Critics of the Roman Empire have long pointed out the flaws and cruelties of its rulers as prime examples of the moral depredation and physical oppression of the Empire. There is no doubt that many of the emperors were sadistic and ruthless; Caligula had suspected traitors executed as entertainment at dinner parties; Nero kicked his wife to death; Caracalla had his brother and his supporters massacred at a feast intended to celebrate their reunion. However cruelty was not anything that hadn’t been seen under the Republic. In fact the Empire succeeded in largely reigning in these diabolical excesses.

Once entire provinces had feared the grasping hand of Roman politicians and senators, but now the reign of terror was largely limited to those who had to regularly interact with the emperor on a face to face basis. During the late Republic the right to sit on juries trying senators was reserved exclusively for other senators[Everitt, Cicero 75]. The result was a clandestine agreement between senators that allowed them to get away with just about anything. The price was paid, of course, by the provincials who were squeezed dry by agreements between senatorial governors and tax collectors[Holland, Rubicon 40–42]. The most infamous case of this avarice is that of Gaius Verres, a senatorial governor of Sicily who used his bodyguards to loot temples and private homes and executed or imprisoned the crew of any boat whose possessions he desired[Everitt, Cicero 76–79]. Ultimately the most unique thing about Verres was not the scale or severity of his crimes, but the fact that he was successfully tried and punished (exiled to Southern Gaul where he live to the age of 77 in luxury) thanks to a young lawyer named Cicero, who would soon make a name for himself as Rome’s greatest orator. One of Augustus’s first reforms after taking sole power was to reform the taxation system[Everitt, Augustus 231]. Provincial governors would no longer be able to conspire with tax collectors and set tax rates at whatever they felt like, taking a large sum of the money for themselves. Instead an universal flat tax was placed on every inhabitant of the empire, to be paid directly to the State coffers. This brought an end to the era of governors ruling their provinces with an iron fist, even if the city of Rome itself now had to deal with a group of rulers just as controlling.

A 19th century painting shows Cicero, Rome’s greatest orator, condemning Catilina, a failed usurper and political rival, in the senate house.

Although its name is now associated with despotism, decadence, and corruption the Roman Empire was one of the most progressive governments of its time. Where the Republic had hoarded wealth and power for the city of Rome, the Empire set about distributing wealth throughout all of its territories. Wealthy senators had looked down on tens of millions as their subjects, the Emperors looked at them as citizens. The Empire brought peace and prosperity to a generation that had lived through constant civil war and bloodshed. Yes, the emperors could be cruel, but this was not an unique vice of the Empire. Had the Senators not robbed their subjects blind and quickly silenced any possible voices of dissent? Tragically, as Emperor after Emperor slowly reduced the power of the Senate, letting its members live in comfort but without any power, they were unwittingly dooming their own reputations. For many of those senators would spend their free time writing the histories of Rome that have come down to us, mourning the loss of their “free republic” and casting the Empire as a system of brutal oppression ruled by a parade of madmen. It would be hard to get the situation more wrong.

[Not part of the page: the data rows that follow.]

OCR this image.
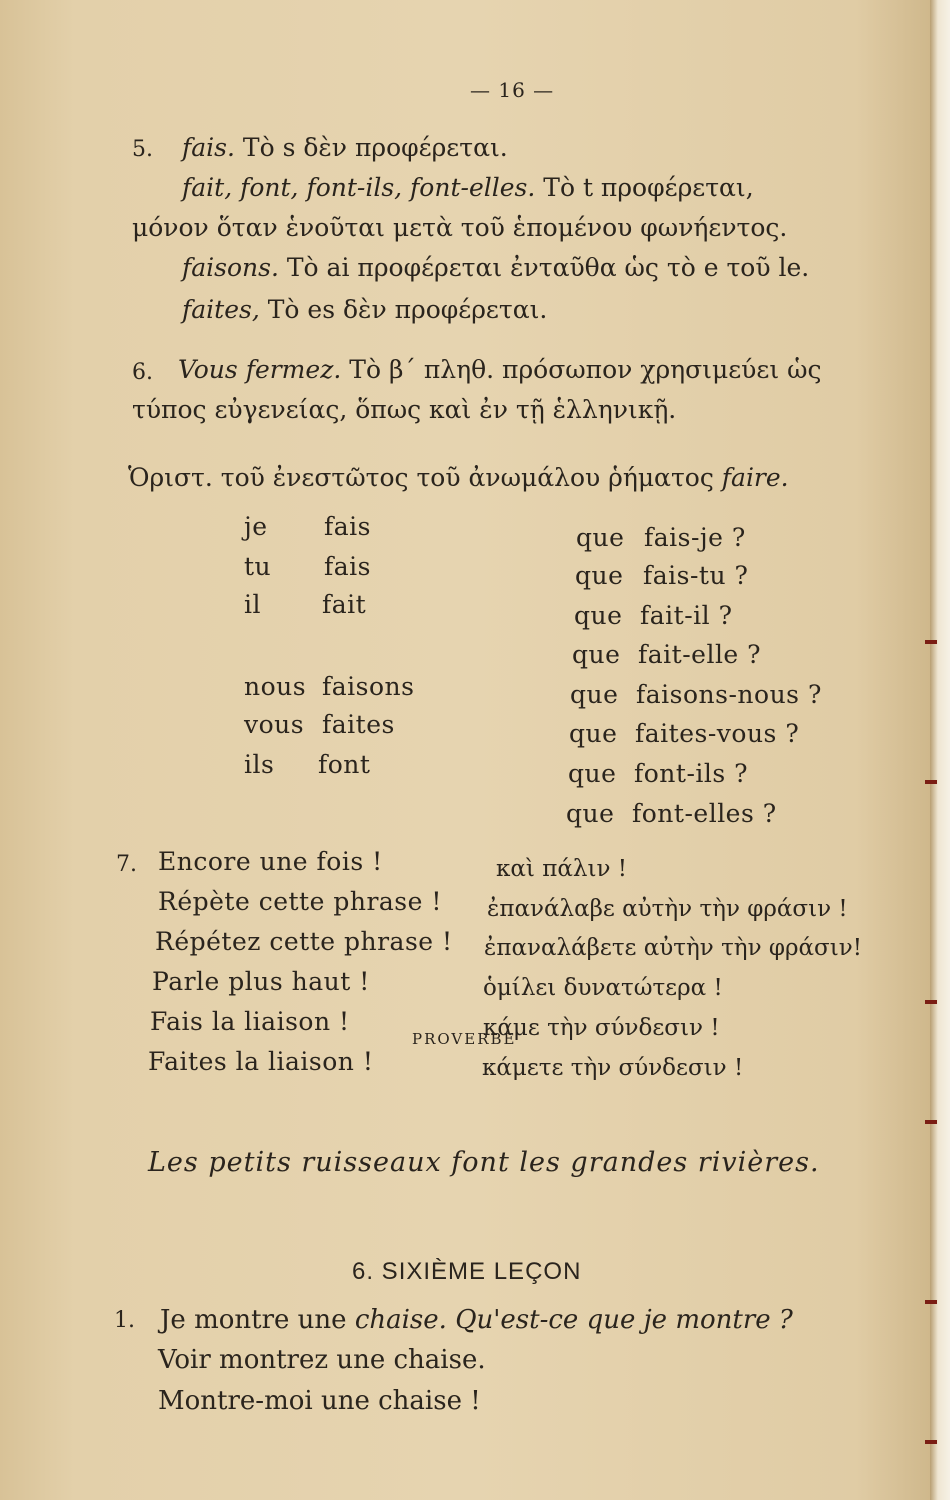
— 16 —
5. fais. Τὸ s δὲν προφέρεται.
fait, font, font-ils, font-elles. Τὸ t προφέρεται,
μόνον ὅταν ἑνοῦται μετὰ τοῦ ἑπομένου φωνήεντος.
faisons. Τὸ ai προφέρεται ἐνταῦθα ὡς τὸ e τοῦ le.
faites, Τὸ es δὲν προφέρεται.
6. Vous fermez. Τὸ β΄ πληθ. πρόσωπον χρησιμεύει ὡς
τύπος εὐγενείας, ὅπως καὶ ἐν τῇ ἑλληνικῇ.
Ὁριστ. τοῦ ἐνεστῶτος τοῦ ἀνωμάλου ῥήματος faire.
je fais
tu fais
il fait
nous faisons
vous faites
ils font
que fais-je ?
que fais-tu ?
que fait-il ?
que fait-elle ?
que faisons-nous ?
que faites-vous ?
que font-ils ?
que font-elles ?
7. Encore une fois !
Répète cette phrase !
Répétez cette phrase !
Parle plus haut !
Fais la liaison !
Faites la liaison !
καὶ πάλιν !
ἐπανάλαβε αὐτὴν τὴν φράσιν !
ἐπαναλάβετε αὐτὴν τὴν φράσιν!
ὁμίλει δυνατώτερα !
κάμε τὴν σύνδεσιν !
κάμετε τὴν σύνδεσιν !
PROVERBE
Les petits ruisseaux font les grandes rivières.
6. SIXIÈME LEÇON
1. Je montre une chaise. Qu'est-ce que je montre ?
Voir montrez une chaise.
Montre-moi une chaise !
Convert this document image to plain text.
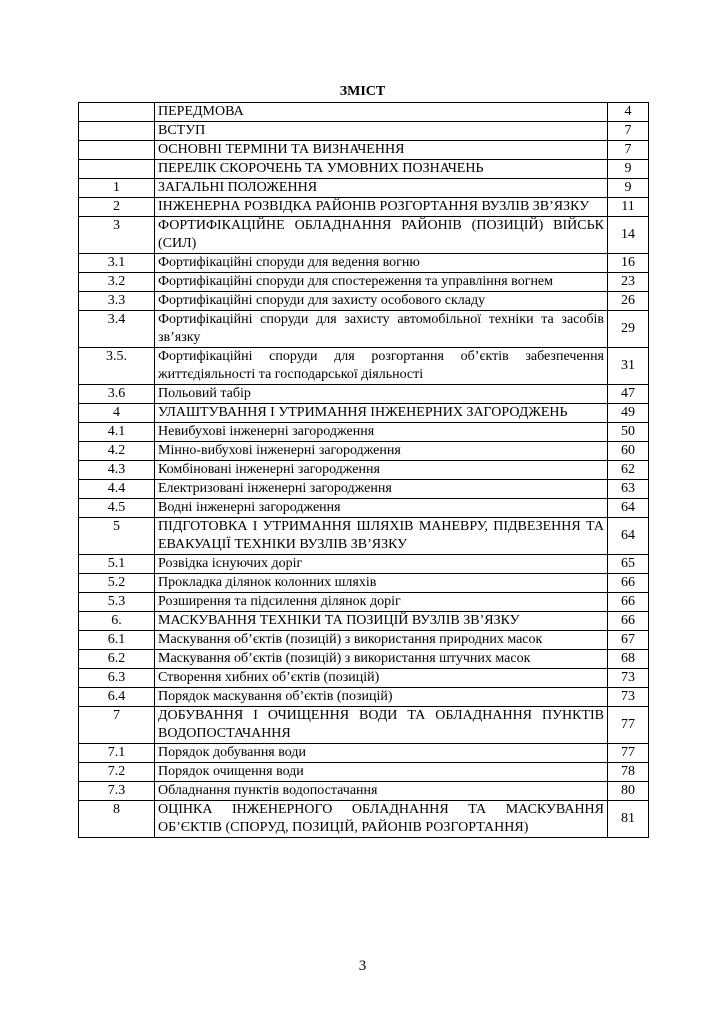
ЗМІСТ
	ПЕРЕДМОВА	4
	ВСТУП	7
	ОСНОВНІ ТЕРМІНИ ТА ВИЗНАЧЕННЯ	7
	ПЕРЕЛІК СКОРОЧЕНЬ ТА УМОВНИХ ПОЗНАЧЕНЬ	9
1	ЗАГАЛЬНІ ПОЛОЖЕННЯ	9
2	ІНЖЕНЕРНА РОЗВІДКА РАЙОНІВ РОЗГОРТАННЯ ВУЗЛІВ ЗВ’ЯЗКУ	11
3	ФОРТИФІКАЦІЙНЕ ОБЛАДНАННЯ РАЙОНІВ (ПОЗИЦІЙ) ВІЙСЬК (СИЛ)	14
3.1	Фортифікаційні споруди для ведення вогню	16
3.2	Фортифікаційні споруди для спостереження та управління вогнем	23
3.3	Фортифікаційні споруди для захисту особового складу	26
3.4	Фортифікаційні споруди для захисту автомобільної техніки та засобів зв’язку	29
3.5.	Фортифікаційні споруди для розгортання об’єктів забезпечення життєдіяльності та господарської діяльності	31
3.6	Польовий табір	47
4	УЛАШТУВАННЯ І УТРИМАННЯ ІНЖЕНЕРНИХ ЗАГОРОДЖЕНЬ	49
4.1	Невибухові інженерні загородження	50
4.2	Мінно-вибухові інженерні загородження	60
4.3	Комбіновані інженерні загородження	62
4.4	Електризовані інженерні загородження	63
4.5	Водні інженерні загородження	64
5	ПІДГОТОВКА І УТРИМАННЯ ШЛЯХІВ МАНЕВРУ, ПІДВЕЗЕННЯ ТА ЕВАКУАЦІЇ ТЕХНІКИ ВУЗЛІВ ЗВ’ЯЗКУ	64
5.1	Розвідка існуючих доріг	65
5.2	Прокладка ділянок колонних шляхів	66
5.3	Розширення та підсилення ділянок доріг	66
6.	МАСКУВАННЯ ТЕХНІКИ ТА ПОЗИЦІЙ ВУЗЛІВ ЗВ’ЯЗКУ	66
6.1	Маскування об’єктів (позицій) з використання природних масок	67
6.2	Маскування об’єктів (позицій) з використання штучних масок	68
6.3	Створення хибних об’єктів (позицій)	73
6.4	Порядок маскування об’єктів (позицій)	73
7	ДОБУВАННЯ І ОЧИЩЕННЯ ВОДИ ТА ОБЛАДНАННЯ ПУНКТІВ ВОДОПОСТАЧАННЯ	77
7.1	Порядок добування води	77
7.2	Порядок очищення води	78
7.3	Обладнання пунктів водопостачання	80
8	ОЦІНКА ІНЖЕНЕРНОГО ОБЛАДНАННЯ ТА МАСКУВАННЯ ОБ’ЄКТІВ (СПОРУД, ПОЗИЦІЙ, РАЙОНІВ РОЗГОРТАННЯ)	81
3
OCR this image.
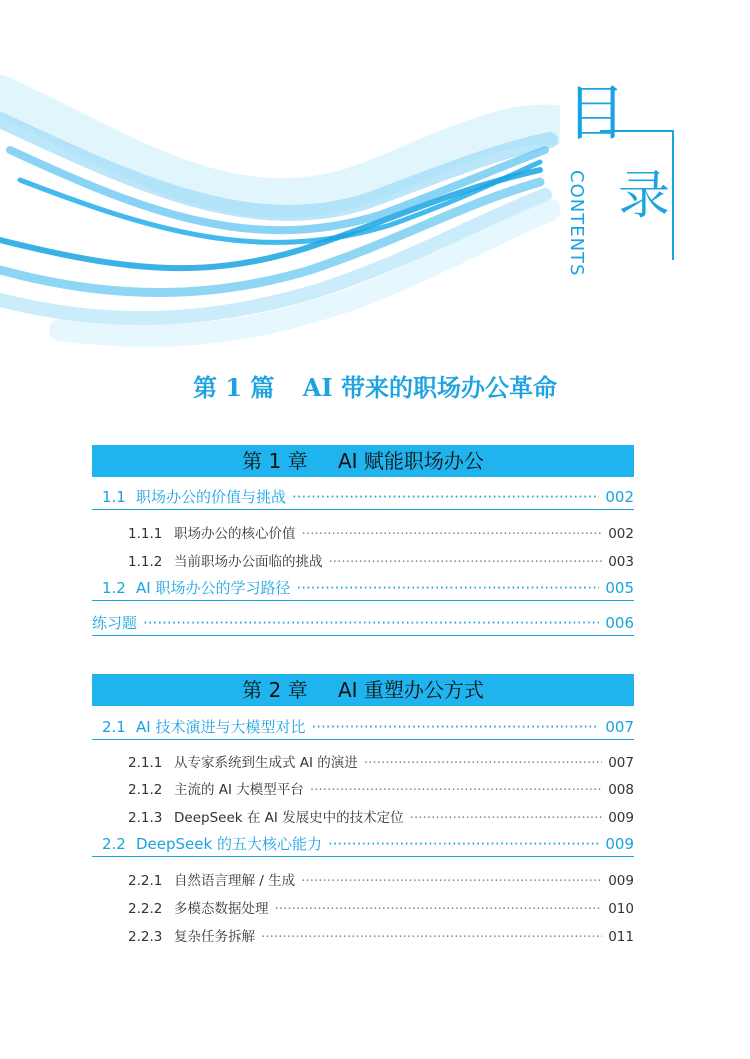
目
录
CONTENTS
第 1 篇 AI 带来的职场办公革命
第 1 章 AI 赋能职场办公
1.1 职场办公的价值与挑战 ·····	002
1.1.1 职场办公的核心价值 ·····	002
1.1.2 当前职场办公面临的挑战 ·····	003
1.2 AI 职场办公的学习路径 ·····	005
练习题 ·····	006
第 2 章 AI 重塑办公方式
2.1 AI 技术演进与大模型对比 ·····	007
2.1.1 从专家系统到生成式 AI 的演进 ·····	007
2.1.2 主流的 AI 大模型平台 ·····	008
2.1.3 DeepSeek 在 AI 发展史中的技术定位 ·····	009
2.2 DeepSeek 的五大核心能力 ·····	009
2.2.1 自然语言理解 / 生成 ·····	009
2.2.2 多模态数据处理 ·····	010
2.2.3 复杂任务拆解 ·····	011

The Roman Empire at its greatest extent.

Works Cited

Baker, Simon. “Roman Empire Population.” UNRV History. N.p., n.d. Web. 30 Dec. 2016.

Cicero, M. Tullius. “In Verrem.” Latin Texts & Translations. University of Chicago, n.d. Web. 30 Dec. 2016.

Everitt, Anthony. Augustus: The Life of Rome’s First Emperor. New York: Random House, 2006. Print.

Everitt, Anthony. Cicero: The Life and times of Rome’s Greatest Politician. New York: Random House, 2001. Print.

Holland, Tom. Dynasty: The Rise and Fall of the House of Caesar. New York: Doubleday, 2015. Print.

Holland, Tom. Rubicon: The Triumph and Tragedy of the Roman Republic. London: Little, Brown, 2003. Print.

Kulikowski, Michael. The Triumph of Empire: The Roman World from Hadrian to Constantine. Cambridge, MA: Harvard UP, 2016. Print.